In the last paragraph, under the subtitle "We are all Belgians now", the magazine highlights the fact that Belgium is not the only one with problems, and that we all have challenges to face in the battle against terrorism: "Yet no European country with a large Muslim minority has solved the problem of integration. Britain and France take different approaches, but each has seen scores killed in “home-grown” terrorist attacks. In Sweden, towns like Gothenburg are partially segregated; this week the government executed a screeching U-turn on its asylum policy.

Even Germany, which is embarking on its own experiment in integration after having welcomed hundreds of thousands of Syrian refugees, has struggled to accept that it is a land of immigration rather than of Gastarbeiter (“guest-workers”). In each of these countries and others, anti-immigration parties are climbing in the polls; in some, they top them.

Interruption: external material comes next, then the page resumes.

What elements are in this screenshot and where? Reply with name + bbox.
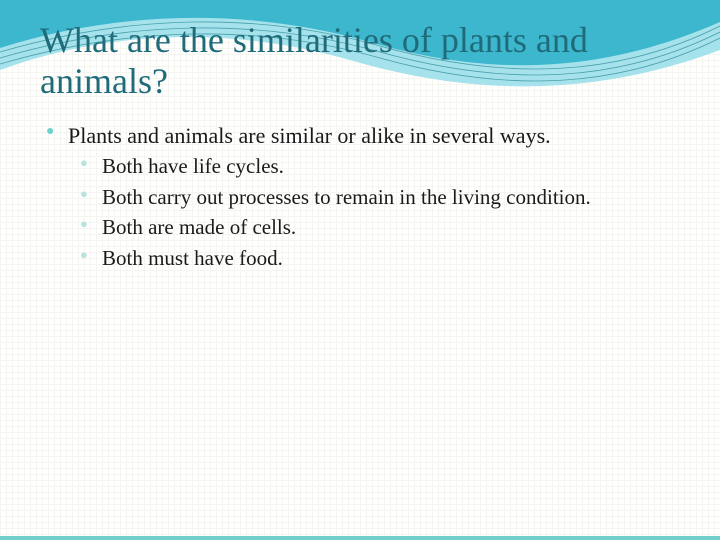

Twenty years ago the main terrorist threat in Europe came from regional separatists. Ten years ago it was spectacular attacks by al-Qaeda, or groups inspired by it. It is now evolving into something messier, directed against softer targets, organised across borders and linked to gangland crime and weapons-trafficking. (Olivier Roy, a French expert on extremism, speaks of “the Islamicisation of radicalism”.) This raises urgent questions for officials across Europe, not least over how far they are willing to share intelligence and data with their counterparts elsewhere, whether within the EU or in other formats. It is time to stop bashing Belgium. Much of Europe is in the same boat."